Generated by GPT-5-mini| Common Configuration Enumeration | |
|---|---|
| Name | Common Configuration Enumeration |
| Developer | Mitre Corporation |
| Released | 2009 |
| Genre | Configuration enumeration standard |
Common Configuration Enumeration Common Configuration Enumeration is a specification for naming and categorizing configuration specifications and settings across information technology products and services. It complements standards such as Common Vulnerabilities and Exposures, Common Platform Enumeration, National Institute of Standards and Technology, International Organization for Standardization, and MITRE guidance to aid interoperability among Microsoft, Red Hat, Oracle Corporation, Amazon Web Services platforms.
CCE provides unique identifiers for configuration issues and a structured taxonomy to describe settings for operating systems, applications, and network devices, interoperating with CVE, CPE, SCAP, Security Content Automation Protocol, and DISA checklists.
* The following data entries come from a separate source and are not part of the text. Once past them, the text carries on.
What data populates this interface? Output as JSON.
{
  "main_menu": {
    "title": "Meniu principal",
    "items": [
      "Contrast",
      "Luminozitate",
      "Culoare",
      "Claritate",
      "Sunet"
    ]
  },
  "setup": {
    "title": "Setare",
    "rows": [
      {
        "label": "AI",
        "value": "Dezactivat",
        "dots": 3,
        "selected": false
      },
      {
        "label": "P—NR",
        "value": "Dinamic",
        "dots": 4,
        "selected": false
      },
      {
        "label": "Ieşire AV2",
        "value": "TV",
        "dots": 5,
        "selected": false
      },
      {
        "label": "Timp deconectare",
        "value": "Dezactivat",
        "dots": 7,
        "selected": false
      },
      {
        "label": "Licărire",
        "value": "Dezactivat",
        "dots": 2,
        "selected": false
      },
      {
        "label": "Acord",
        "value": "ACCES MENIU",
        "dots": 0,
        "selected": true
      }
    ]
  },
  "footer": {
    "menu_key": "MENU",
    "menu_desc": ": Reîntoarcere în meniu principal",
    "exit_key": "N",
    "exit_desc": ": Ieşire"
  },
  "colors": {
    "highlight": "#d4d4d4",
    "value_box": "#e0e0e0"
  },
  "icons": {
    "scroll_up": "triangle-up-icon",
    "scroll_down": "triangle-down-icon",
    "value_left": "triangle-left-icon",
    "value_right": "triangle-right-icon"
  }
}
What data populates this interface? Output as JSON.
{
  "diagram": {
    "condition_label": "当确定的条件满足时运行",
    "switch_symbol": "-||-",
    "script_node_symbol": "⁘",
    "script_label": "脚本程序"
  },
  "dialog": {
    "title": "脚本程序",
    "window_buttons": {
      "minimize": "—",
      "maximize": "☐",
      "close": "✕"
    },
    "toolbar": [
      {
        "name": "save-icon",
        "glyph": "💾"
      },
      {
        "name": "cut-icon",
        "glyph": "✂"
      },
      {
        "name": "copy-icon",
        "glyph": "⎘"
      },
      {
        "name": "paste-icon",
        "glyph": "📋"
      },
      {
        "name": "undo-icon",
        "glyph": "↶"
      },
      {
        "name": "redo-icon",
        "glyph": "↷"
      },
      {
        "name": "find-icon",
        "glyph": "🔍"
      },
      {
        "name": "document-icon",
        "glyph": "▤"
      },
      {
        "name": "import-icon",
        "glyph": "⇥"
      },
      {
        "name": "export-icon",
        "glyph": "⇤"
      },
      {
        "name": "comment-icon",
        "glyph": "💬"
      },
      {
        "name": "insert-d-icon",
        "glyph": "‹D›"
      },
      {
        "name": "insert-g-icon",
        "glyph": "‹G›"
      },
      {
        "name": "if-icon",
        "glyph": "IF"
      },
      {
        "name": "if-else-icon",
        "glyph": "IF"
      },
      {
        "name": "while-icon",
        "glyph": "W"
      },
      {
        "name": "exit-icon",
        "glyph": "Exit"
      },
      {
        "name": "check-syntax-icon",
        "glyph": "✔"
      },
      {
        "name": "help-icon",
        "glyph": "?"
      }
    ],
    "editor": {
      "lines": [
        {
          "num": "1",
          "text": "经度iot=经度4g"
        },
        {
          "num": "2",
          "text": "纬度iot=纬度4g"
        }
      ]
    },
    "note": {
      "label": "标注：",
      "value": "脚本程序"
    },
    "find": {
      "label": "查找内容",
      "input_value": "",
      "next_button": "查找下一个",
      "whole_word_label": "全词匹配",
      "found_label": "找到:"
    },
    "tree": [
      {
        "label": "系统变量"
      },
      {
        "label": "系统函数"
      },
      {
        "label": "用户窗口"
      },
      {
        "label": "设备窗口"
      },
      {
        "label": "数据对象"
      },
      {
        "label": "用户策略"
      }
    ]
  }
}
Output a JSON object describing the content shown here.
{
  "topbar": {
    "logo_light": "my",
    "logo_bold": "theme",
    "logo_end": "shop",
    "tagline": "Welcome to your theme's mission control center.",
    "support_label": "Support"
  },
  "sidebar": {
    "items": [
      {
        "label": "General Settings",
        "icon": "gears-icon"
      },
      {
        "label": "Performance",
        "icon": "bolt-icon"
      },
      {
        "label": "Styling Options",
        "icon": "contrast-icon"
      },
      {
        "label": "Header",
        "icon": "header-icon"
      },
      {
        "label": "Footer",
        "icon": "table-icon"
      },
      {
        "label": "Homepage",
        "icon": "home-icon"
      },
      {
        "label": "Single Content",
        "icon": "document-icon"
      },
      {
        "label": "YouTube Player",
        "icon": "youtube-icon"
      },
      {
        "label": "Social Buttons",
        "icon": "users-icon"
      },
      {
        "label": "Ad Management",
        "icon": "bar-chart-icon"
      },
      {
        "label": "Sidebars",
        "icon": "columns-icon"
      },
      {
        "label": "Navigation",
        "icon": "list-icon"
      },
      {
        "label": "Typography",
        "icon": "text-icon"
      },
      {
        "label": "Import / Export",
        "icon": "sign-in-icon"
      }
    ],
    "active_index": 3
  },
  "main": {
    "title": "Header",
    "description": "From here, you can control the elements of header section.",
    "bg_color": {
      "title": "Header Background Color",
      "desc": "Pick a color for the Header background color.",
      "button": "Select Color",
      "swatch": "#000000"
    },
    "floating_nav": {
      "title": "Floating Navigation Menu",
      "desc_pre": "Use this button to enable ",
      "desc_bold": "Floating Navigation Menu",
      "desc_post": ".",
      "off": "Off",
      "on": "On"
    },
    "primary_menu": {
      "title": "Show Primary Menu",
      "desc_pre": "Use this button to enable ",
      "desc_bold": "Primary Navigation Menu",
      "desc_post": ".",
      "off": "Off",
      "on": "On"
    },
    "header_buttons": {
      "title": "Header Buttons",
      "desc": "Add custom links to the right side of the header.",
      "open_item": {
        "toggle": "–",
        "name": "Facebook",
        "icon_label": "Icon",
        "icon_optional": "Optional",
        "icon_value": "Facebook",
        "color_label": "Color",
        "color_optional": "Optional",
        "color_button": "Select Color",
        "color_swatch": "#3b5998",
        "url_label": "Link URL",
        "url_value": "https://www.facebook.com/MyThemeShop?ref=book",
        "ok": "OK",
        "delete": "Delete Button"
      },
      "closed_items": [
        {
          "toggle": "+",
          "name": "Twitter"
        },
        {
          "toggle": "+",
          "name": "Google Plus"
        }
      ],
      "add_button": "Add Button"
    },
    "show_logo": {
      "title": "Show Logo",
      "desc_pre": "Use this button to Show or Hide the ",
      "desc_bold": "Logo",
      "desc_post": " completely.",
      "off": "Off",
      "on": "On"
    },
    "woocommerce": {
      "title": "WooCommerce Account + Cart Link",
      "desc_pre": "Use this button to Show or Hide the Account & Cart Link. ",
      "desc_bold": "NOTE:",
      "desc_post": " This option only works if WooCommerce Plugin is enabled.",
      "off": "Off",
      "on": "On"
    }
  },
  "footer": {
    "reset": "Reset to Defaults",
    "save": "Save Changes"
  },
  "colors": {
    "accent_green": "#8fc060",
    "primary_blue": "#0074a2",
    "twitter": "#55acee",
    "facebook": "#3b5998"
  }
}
Implementations often reference guidance from NIST Special Publication 800-53, Center for Internet Security, SANS Institute, IEC, and ISO/IEC 27001 controls so that tools from Tenable, Inc., Qualys, Rapid7, and OpenSCAP can map scans to canonical configuration entries. The specification is intended to be consumable by configuration management systems such as Ansible, Puppet, Chef (software), SaltStack, and inventory systems from IBM and VMware.
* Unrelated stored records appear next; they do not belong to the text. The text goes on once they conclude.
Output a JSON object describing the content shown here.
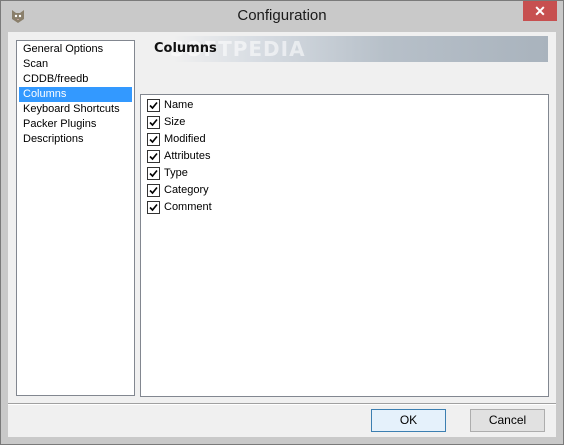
{
  "window": {
    "title": "Configuration",
    "close_glyph": "✕"
  },
  "sidebar": {
    "items": [
      {
        "label": "General Options"
      },
      {
        "label": "Scan"
      },
      {
        "label": "CDDB/freedb"
      },
      {
        "label": "Columns",
        "selected": true
      },
      {
        "label": "Keyboard Shortcuts"
      },
      {
        "label": "Packer Plugins"
      },
      {
        "label": "Descriptions"
      }
    ]
  },
  "panel": {
    "header": "Columns",
    "watermark": "SOFTPEDIA",
    "columns": [
      {
        "label": "Name",
        "checked": true
      },
      {
        "label": "Size",
        "checked": true
      },
      {
        "label": "Modified",
        "checked": true
      },
      {
        "label": "Attributes",
        "checked": true
      },
      {
        "label": "Type",
        "checked": true
      },
      {
        "label": "Category",
        "checked": true
      },
      {
        "label": "Comment",
        "checked": true
      }
    ]
  },
  "buttons": {
    "ok_label": "OK",
    "cancel_label": "Cancel"
  },
  "colors": {
    "selection": "#3399ff",
    "close_button": "#c75050"
  },
  "icons": {
    "app": "cat-icon",
    "close": "close-icon",
    "check": "checkmark-icon"
  }
}
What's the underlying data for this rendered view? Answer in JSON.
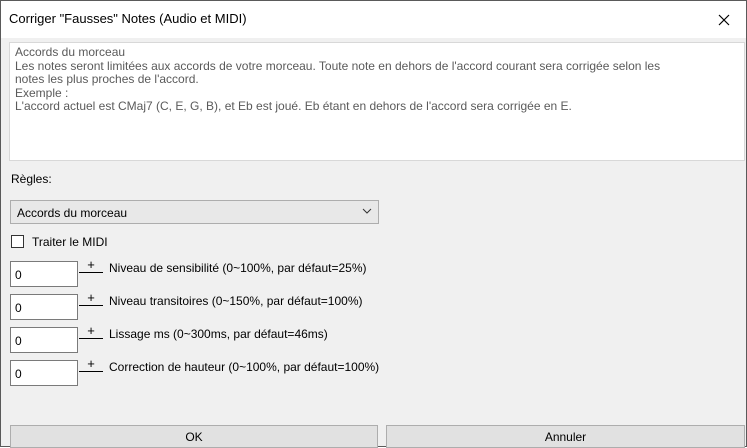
{
  "window": {
    "title": "Corriger \"Fausses\" Notes (Audio et MIDI)",
    "close_glyph": "✕"
  },
  "description": {
    "lines": [
      "Accords du morceau",
      "Les notes seront limitées aux accords de votre morceau. Toute note en dehors de l'accord courant sera corrigée selon les",
      "notes les plus proches de l'accord.",
      "Exemple :",
      "L'accord actuel est CMaj7 (C, E, G, B), et Eb est joué. Eb étant en dehors de l'accord sera corrigée en E."
    ]
  },
  "rules": {
    "label": "Règles:",
    "selected": "Accords du morceau"
  },
  "midi": {
    "label": "Traiter le MIDI",
    "checked": false
  },
  "spinners": [
    {
      "value": "0",
      "plus": "+",
      "minus": "—",
      "label": "Niveau de sensibilité (0~100%, par défaut=25%)"
    },
    {
      "value": "0",
      "plus": "+",
      "minus": "—",
      "label": "Niveau transitoires (0~150%, par défaut=100%)"
    },
    {
      "value": "0",
      "plus": "+",
      "minus": "—",
      "label": "Lissage ms (0~300ms, par défaut=46ms)"
    },
    {
      "value": "0",
      "plus": "+",
      "minus": "—",
      "label": "Correction de hauteur (0~100%, par défaut=100%)"
    }
  ],
  "buttons": {
    "ok": "OK",
    "cancel": "Annuler"
  }
}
The initiative emerged in the late 2000s with input from MITRE Corporation, NIST, Department of Defense (United States), Office of Management and Budget, and private sector stakeholders including Microsoft Corporation, Red Hat, Oracle Corporation, and Cisco Systems. Early design discussions referenced crosswalks to CPE, mapping exercises similar to those used in CVE and influenced by operational needs documented by NSA, DISA, and CERT Coordination Center. Governance models and community contributions relied on processes resembling those used by IETF working groups and stakeholder consultations seen in NIST Cybersecurity Framework development.
The CCE model assigns monotonically unique identifiers, descriptive titles, and metadata fields for each configuration statement, analogous to how CVE entries, CPE names, and CWE classifications are formatted. Entries include fields mapping to product identifiers from CPE, versioning semantics used in Semantic Versioning, references to vendor advisories from Microsoft Security Response Center, Red Hat Security, Oracle Critical Patch Update, and linkage to mitigations and benchmarks produced by CIS and DISA STIGs. The taxonomy supports hierarchical grouping similar to taxonomies in NVD and metadata conventions compatible with SCAP components such as OVAL, XCCDF, and CVSS scoring elements from FIRST.
CCE identifiers are used in automated configuration assessment, compliance reporting, and remediation workflows within platforms like Microsoft System Center Configuration Manager, VMware vCenter, Red Hat Satellite, and cloud control planes from Amazon Web Services, Google Cloud Platform, and Microsoft Azure. Security operations centers and compliance teams integrate CCEs into ticketing and incident response processes alongside Splunk, ELK Stack, ServiceNow, and JIRA (software). Benchmarks from CIS and checklists from DISA use CCEs to tag findings so that governance frameworks from ISO/IEC 27001, NIST SP 800-53 audits, and FedRAMP assessments can reference canonical configuration states.
Administration and stewardship historically involved MITRE Corporation and coordination with NIST, federal agencies including Department of Homeland Security (United States), Department of Defense (United States), and vendor consortia such as Open Source Initiative participants and industry partners like Microsoft, Red Hat, Oracle Corporation, and Cisco Systems. Community contributions and update proposals follow processes similar to standards development at IETF and consensus practices used by ISO committees; publication and cross-referencing leverage registries like the National Vulnerability Database and entries cataloged by CERT Coordination Center.
Critics note overlap and potential duplication with identifiers in CPE, CVE, and CIS benchmarks and raise concerns about maintenance burdens similar to challenges faced by NVD and CVE curation efforts. Others point to limited coverage for bespoke enterprise configurations, the pace of updates versus vendor patch cycles seen at Microsoft or Red Hat, and integration gaps with cloud-native services from Amazon Web Services and Google Cloud Platform. Governance criticism references complexity comparable to standards managed by ISO/IEC and the resource demands described in public comment threads involving NIST and MITRE stakeholders.